Mythic stated that since this is a tile-based design, they could add further customization by adding direct audio/video and various other interfaces if there is demand. At last year’s Hot Chip, Mythic was talking about an initial product with 50 million weights. At the recent AI Hardware Summit, Mike Henry stated that initial products will have up to 120 million weights which is quite a bit more than originally planned. On the Fujitsu 40 nm process, a near-reticle full-size die should have a capacity of around 300M weights, so 120M is still a fairly big die.
The IPU is intended to serve as a PCIe accelerator connected to a host. For large models or multiple models, multiple IPUs can be used. Models are initially loaded onto the IPU where they remain stationary. There is no DRAM and programming flash is relatively slow therefore the models should be able to fit into the chip with multiple applications mapped onto the same chip. This is fairly typical for many edge applications. Under normal operation, the host CPU will send the data to the IPU and receive the result back over the PCIe port.
The chip comprises a grid of DNN tiles. Inside a tile is the analog matrix multipliers built on top of a large pool of embedded flash memory for weights. An embedded flash cell uses a floating gate to store a bit by storing a charge, manipulating the threshold voltage. The transistor supports 256 levels of conductance (G = 1/R) between the fully off and on states which Mythic uses to represent 8-bit values.
By mapping all the neuron weights onto the flash transistors, they can use Ohm’s Law to naturally perform matrix multiplication operations. The way this is done is by using the flash transistors to represent the weights as a variable resistor. This is performed once prior to the calculations. Using 8-bit DACs, the input vector is applied as a set of voltages across the variable resistors. Using Ohm’s Law, the output current is the result of the multiplication of the input data and the weights vectors (I = V x G). The accumulate is done by wiring columns of resistors. Finally, a set of ADCs turns the resulting current back into digital values which becomes the output vector. The ReLu and various other non-linear operations are done by the ADCs at that point as well.
There is some additional logic around this component. The DAC/ADC wrapper does compensation and calibration in order to get accurate 8-bit computation regardless of the operating conditions – similar to what’s done with image sensors today.

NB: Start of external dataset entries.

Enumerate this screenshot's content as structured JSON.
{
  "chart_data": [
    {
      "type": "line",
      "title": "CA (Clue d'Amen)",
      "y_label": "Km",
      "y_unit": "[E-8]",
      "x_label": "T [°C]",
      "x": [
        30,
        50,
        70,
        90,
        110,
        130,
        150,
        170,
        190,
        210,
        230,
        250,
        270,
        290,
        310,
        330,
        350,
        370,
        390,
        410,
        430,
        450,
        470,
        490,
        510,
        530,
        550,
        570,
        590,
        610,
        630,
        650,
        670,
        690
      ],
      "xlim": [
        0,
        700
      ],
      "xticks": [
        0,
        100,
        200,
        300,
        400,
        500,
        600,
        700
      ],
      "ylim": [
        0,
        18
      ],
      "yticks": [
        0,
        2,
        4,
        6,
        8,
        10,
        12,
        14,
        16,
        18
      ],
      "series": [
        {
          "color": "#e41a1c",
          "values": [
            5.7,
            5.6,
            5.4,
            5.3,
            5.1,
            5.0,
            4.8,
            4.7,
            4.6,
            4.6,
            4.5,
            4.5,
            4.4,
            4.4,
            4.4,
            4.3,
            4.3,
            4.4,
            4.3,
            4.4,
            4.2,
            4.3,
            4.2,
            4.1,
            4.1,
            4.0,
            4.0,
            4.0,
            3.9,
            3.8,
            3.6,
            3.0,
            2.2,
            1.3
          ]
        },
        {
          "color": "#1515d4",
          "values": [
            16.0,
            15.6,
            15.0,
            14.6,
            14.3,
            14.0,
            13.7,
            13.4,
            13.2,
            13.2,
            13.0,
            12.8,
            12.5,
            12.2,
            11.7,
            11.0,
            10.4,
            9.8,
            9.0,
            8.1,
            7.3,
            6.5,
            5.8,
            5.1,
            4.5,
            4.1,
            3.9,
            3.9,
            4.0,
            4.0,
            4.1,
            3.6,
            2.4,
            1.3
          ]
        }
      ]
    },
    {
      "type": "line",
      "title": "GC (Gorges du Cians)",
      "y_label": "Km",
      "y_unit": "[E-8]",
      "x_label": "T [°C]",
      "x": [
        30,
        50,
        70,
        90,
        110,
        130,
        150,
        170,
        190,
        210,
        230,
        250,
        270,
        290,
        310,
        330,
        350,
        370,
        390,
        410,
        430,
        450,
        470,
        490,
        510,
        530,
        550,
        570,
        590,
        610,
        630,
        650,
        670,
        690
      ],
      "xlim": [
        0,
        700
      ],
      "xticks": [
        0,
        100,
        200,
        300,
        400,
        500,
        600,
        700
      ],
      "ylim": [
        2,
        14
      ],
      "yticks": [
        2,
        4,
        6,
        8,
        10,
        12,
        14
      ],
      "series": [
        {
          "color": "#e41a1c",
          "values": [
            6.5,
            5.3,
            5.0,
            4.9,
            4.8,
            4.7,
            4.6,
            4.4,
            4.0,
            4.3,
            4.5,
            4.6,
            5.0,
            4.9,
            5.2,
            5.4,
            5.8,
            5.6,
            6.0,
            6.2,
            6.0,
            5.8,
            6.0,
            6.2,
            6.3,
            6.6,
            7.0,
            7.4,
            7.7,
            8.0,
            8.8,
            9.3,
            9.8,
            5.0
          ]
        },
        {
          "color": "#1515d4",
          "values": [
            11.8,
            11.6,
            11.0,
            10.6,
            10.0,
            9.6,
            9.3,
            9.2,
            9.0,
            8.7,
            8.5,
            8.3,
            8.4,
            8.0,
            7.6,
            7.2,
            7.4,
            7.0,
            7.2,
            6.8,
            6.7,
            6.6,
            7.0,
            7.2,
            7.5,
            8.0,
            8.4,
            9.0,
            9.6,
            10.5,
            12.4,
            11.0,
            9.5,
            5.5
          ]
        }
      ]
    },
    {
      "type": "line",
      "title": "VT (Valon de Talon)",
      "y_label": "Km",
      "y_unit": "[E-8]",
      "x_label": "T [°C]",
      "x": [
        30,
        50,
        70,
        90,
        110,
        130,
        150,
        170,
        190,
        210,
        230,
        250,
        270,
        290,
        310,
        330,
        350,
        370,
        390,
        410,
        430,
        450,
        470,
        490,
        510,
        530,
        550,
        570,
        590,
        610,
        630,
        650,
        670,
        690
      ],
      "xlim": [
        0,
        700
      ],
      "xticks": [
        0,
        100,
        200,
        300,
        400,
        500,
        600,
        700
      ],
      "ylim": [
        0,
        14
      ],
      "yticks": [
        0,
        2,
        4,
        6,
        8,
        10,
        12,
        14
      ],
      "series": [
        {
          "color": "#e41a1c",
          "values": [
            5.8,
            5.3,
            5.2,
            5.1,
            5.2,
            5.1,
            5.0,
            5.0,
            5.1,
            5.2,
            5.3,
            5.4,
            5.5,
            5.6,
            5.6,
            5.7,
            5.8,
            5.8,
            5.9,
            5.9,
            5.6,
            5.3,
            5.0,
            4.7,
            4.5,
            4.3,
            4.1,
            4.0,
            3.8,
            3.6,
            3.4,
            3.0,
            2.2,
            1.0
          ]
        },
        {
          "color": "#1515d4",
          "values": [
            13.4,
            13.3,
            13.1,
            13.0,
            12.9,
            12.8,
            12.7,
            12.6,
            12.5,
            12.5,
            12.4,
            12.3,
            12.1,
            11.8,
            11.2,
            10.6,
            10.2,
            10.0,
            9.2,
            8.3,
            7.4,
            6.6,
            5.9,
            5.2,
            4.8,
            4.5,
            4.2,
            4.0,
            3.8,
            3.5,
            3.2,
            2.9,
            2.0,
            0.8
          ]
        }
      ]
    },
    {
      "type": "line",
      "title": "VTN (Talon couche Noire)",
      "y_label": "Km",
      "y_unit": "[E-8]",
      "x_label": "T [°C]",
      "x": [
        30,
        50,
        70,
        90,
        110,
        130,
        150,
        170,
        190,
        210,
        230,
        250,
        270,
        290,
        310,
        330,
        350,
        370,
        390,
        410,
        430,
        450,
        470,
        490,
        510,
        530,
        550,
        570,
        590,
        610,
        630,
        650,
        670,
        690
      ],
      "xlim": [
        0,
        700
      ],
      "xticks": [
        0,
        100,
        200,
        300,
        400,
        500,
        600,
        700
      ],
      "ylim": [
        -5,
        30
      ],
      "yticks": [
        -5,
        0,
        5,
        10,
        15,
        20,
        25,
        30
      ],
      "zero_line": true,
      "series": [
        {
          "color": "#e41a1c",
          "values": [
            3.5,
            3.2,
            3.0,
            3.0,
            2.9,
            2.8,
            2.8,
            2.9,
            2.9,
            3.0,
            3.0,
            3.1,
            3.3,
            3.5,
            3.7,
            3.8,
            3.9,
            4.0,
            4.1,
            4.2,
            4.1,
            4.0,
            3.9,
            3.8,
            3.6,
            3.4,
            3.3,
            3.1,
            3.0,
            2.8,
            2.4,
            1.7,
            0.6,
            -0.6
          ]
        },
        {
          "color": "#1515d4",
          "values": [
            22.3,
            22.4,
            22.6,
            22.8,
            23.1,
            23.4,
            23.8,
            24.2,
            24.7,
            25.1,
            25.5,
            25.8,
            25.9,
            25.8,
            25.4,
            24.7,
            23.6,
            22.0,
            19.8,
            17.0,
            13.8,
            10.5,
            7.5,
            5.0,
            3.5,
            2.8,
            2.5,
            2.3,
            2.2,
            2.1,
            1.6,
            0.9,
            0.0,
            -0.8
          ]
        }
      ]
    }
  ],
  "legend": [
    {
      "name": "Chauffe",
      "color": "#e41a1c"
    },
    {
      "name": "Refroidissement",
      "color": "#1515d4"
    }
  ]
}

Some things to point out about this scheme is that there are no actual memory accesses. The matrix multiply themselves are done in-memory, leveraging Ohm’s Law, so there is no weight access energy. With stationary weights, there are also no batch sizes or other special handling. Though the fixed capacity might pose some problems. By the way, they support neuron sparsity but not weight sparsity.

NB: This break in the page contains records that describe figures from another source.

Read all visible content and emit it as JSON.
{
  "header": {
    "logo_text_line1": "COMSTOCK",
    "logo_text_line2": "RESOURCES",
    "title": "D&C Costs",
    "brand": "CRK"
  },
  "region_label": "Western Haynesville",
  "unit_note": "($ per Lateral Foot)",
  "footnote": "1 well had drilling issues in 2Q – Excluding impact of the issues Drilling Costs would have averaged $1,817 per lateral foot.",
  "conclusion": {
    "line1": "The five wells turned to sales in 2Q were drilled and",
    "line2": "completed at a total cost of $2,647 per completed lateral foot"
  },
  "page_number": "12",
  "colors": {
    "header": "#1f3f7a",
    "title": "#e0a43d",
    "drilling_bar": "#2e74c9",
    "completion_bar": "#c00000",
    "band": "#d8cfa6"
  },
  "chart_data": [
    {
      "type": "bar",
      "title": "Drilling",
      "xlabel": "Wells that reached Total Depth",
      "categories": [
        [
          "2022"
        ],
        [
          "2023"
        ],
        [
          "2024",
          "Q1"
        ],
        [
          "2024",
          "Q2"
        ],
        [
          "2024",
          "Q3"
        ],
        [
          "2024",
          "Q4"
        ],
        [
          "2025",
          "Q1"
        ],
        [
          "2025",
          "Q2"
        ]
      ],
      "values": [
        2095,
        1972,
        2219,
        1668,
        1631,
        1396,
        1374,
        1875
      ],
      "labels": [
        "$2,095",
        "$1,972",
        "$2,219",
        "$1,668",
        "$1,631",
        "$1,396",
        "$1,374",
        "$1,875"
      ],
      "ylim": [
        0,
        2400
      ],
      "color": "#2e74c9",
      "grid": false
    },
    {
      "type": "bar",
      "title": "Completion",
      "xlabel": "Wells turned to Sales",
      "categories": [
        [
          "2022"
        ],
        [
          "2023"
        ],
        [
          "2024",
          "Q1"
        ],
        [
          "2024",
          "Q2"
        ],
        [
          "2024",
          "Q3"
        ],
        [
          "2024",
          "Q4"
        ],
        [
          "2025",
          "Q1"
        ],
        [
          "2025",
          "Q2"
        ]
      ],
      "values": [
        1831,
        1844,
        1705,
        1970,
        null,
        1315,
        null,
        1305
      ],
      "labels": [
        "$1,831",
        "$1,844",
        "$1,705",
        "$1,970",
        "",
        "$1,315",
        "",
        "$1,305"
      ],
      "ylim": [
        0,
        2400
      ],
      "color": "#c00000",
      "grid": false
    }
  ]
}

Interestingly, Mythic says that for their first-generation, in order to speed up the development and time-to-market, they won’t be using DACs for the inputs. Instead, they are using a digital approximation circuit whereby each input bit is computed separately and then accumulates the results. This is something that they will be eliminating with DACs in the future which is expected to provide them with some nice improvement.